Offman: It’s an amazing curatorial process, too. I think Alex was always obsessed with the “30 for 30” model. How can we do this series and bring on other directors? “The New Yorker” is a perfect opportunity to give fellow peers an opportunity. There’s a limit and you can collaborate with great people. What they’ve turned around are all so unique.
Cooperman: They either pick something out from an original story or bring it to a new place. One thing: it’s been so collaborative. Early on in the process, whenever possible, we get the filmmaker, writer, and editor on the phone together with myself and a few other of my colleagues, and we have a conversation about how a filmmaker sees this story. They ask questions, the writer gives insights into the story.
And I put a lot of thought into programming each episode. Conceptually, what we did was create the bank of content first. Then I saw what we had, came in, and programmed them like a DJ most — to control the emotion of the room.
You’re introducing everyone with the first one, making them familiar with the environment.
Cooperman: Yeah. Because it’s an unusual environment, and we’re showing things in a new way. I don’t think people are used to receiving content without a host or voice bringing them through it, or introducing them to what they’re about to see. It’s very unusual and new.
Offman: It’s meant to be an experience. You can watch them in a silo, but, as Kahane says, it’s a half-hour piece. It’s very nuanced.
Cooperman: No one piece of episode is alike. They all have different moods and feelings, taking you through this gauntlet of reactions.
Did you ask Jon Stewart to do anything?
Cooperman: I did, and it was right when he was coming up to leaving the show and not knowing what his next thing would be.
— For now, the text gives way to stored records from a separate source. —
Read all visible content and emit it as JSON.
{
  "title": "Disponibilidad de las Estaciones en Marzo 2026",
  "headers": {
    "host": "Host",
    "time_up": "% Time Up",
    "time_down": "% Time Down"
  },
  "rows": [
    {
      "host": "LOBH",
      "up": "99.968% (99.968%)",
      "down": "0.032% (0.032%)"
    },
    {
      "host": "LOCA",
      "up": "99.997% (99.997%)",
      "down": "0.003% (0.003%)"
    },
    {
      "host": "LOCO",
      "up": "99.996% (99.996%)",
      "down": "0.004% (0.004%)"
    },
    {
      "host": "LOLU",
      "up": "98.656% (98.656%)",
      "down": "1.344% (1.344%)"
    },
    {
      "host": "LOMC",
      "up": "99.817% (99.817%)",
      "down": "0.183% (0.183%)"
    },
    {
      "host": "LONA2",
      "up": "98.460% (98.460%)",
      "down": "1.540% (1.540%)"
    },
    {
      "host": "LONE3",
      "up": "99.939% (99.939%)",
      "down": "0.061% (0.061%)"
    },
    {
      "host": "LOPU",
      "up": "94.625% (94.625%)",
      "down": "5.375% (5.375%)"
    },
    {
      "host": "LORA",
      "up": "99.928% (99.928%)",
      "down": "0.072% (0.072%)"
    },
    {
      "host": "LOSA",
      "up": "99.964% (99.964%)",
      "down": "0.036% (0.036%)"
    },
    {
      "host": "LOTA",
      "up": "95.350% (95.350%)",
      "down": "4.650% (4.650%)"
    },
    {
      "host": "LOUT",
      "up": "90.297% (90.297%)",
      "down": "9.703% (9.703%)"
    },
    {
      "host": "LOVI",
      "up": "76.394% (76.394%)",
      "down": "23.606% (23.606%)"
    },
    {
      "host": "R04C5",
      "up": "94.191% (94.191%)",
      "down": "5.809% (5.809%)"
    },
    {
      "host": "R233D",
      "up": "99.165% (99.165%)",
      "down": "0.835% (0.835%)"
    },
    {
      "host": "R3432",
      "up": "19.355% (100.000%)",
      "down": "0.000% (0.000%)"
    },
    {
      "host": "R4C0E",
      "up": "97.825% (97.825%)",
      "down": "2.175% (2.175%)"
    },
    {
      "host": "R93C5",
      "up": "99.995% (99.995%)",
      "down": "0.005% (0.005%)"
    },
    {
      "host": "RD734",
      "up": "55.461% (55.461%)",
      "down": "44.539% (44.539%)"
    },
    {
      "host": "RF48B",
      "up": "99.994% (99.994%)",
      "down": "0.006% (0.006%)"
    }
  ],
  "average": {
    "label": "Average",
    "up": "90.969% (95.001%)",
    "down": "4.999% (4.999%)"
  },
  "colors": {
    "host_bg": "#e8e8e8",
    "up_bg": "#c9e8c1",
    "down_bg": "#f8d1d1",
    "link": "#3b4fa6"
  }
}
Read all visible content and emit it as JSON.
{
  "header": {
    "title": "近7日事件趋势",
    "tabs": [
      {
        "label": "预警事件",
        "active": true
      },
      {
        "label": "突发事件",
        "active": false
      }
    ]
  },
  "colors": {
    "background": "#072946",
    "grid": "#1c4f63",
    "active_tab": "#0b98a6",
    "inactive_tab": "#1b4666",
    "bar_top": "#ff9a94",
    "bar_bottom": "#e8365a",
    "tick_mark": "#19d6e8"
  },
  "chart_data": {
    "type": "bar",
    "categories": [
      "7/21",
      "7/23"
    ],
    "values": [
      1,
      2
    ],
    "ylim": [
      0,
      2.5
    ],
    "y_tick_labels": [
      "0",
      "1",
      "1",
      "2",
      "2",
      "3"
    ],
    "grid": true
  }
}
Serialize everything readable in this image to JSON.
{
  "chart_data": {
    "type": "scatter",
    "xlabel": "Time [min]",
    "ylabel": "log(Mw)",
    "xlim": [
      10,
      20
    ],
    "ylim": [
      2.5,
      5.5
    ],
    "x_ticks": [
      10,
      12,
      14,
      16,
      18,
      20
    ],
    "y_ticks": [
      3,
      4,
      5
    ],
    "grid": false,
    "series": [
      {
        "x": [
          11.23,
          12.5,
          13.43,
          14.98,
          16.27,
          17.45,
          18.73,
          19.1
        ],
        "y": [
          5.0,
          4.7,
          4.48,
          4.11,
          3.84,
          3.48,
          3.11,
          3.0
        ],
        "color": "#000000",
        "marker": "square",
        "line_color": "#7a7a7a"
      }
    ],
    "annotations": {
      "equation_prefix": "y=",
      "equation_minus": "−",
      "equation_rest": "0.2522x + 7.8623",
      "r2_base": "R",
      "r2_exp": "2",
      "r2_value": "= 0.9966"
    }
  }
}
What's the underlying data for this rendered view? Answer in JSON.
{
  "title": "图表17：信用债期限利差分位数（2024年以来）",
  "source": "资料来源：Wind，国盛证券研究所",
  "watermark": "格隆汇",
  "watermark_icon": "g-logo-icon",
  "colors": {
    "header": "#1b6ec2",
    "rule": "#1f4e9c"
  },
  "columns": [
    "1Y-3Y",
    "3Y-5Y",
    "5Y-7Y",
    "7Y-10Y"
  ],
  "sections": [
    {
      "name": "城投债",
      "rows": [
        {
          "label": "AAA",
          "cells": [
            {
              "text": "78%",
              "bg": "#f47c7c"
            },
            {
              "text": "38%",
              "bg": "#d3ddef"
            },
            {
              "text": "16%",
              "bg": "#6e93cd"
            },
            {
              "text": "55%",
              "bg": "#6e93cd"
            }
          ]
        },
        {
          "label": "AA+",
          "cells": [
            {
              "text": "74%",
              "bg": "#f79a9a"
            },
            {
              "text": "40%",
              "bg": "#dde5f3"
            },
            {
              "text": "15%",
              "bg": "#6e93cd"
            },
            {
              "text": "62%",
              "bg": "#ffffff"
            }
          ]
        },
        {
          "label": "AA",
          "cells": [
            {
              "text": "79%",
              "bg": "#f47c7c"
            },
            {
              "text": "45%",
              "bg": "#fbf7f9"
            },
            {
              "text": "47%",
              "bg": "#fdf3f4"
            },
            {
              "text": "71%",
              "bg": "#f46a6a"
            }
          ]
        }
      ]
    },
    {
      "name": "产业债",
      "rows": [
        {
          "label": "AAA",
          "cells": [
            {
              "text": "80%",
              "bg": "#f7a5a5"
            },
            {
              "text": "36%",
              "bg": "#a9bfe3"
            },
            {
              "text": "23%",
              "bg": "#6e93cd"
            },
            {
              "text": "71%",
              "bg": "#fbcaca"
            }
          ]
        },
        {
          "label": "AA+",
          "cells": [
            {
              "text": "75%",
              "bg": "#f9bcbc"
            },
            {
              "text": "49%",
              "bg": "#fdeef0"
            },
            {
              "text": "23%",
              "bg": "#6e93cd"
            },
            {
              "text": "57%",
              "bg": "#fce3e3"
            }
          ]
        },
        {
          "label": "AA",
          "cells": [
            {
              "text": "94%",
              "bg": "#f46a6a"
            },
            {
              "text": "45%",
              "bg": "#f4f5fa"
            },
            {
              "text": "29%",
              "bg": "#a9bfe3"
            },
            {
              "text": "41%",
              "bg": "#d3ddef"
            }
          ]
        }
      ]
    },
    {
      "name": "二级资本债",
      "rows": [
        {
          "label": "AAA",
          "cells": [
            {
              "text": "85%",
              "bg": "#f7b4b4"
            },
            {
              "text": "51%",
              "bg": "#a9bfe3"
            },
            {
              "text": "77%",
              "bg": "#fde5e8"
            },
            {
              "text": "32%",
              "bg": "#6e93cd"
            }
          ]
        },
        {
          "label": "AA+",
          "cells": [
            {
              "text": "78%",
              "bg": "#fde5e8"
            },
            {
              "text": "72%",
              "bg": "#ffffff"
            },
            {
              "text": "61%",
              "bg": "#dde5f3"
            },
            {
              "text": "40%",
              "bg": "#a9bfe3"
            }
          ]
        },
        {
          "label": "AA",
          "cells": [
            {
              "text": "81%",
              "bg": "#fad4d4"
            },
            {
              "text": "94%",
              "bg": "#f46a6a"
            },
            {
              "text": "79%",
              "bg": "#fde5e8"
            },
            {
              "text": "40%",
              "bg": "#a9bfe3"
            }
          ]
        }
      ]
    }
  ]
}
I said, “I’m divining you’re a second-season guy.” And he said, “Yeah, I’m a second-season guy.” But throughout the series are more than fifty great stories, which can be one minute or fifteen.
You have these amazing stories to start with, but then the filmmaker has to reinterpret them, even if a lot of the work has been done.
Cooperman: Yeah. But the idea of the story is there and they have to take it where they can take it — especially stories written a while ago.
My favorite “New Yorker” stories are by John McPhee, where he describes the layers of rock and how California fires get created. Have you tackled him yet?
Cooperman: We haven’t, although there’s a nice nod to him in one of our short, beautiful interstitials where it goes into the archives and it starts out with the archivist doing a search for something and ends on McPhee’s article, a portfolio of all the work he’s done there, and ends with finding an article she’d been searching for since the beginning. There’s a nod, and, in the middle, you see who else is in the archive: Salinger, Capote.
Will you go into the past and do Lillian Ross, “The Red Badge of Courage”? There’s a lot of Hollywood content to play with.
Cooperman: We would love to, but we need a season two first. There’s a lot. It’s endless. Like a treasure chest.
Are you thinking of exploring VR aspects?
Cooperman: We have actually talked to VR artists fairly recently, and if we get a Season Two… it would be so cool.
Offman: At Jigsaw we’ll do VR very soon, because how could we not? We have to educate ourselves a little more.
Cooperman: And Amazon’s very excited about that, too, so they put together a phone call with a really great VR artist. We don’t know how we’d do it, and we don’t know if we have a second season yet — but, if we do, I would really want to explore that.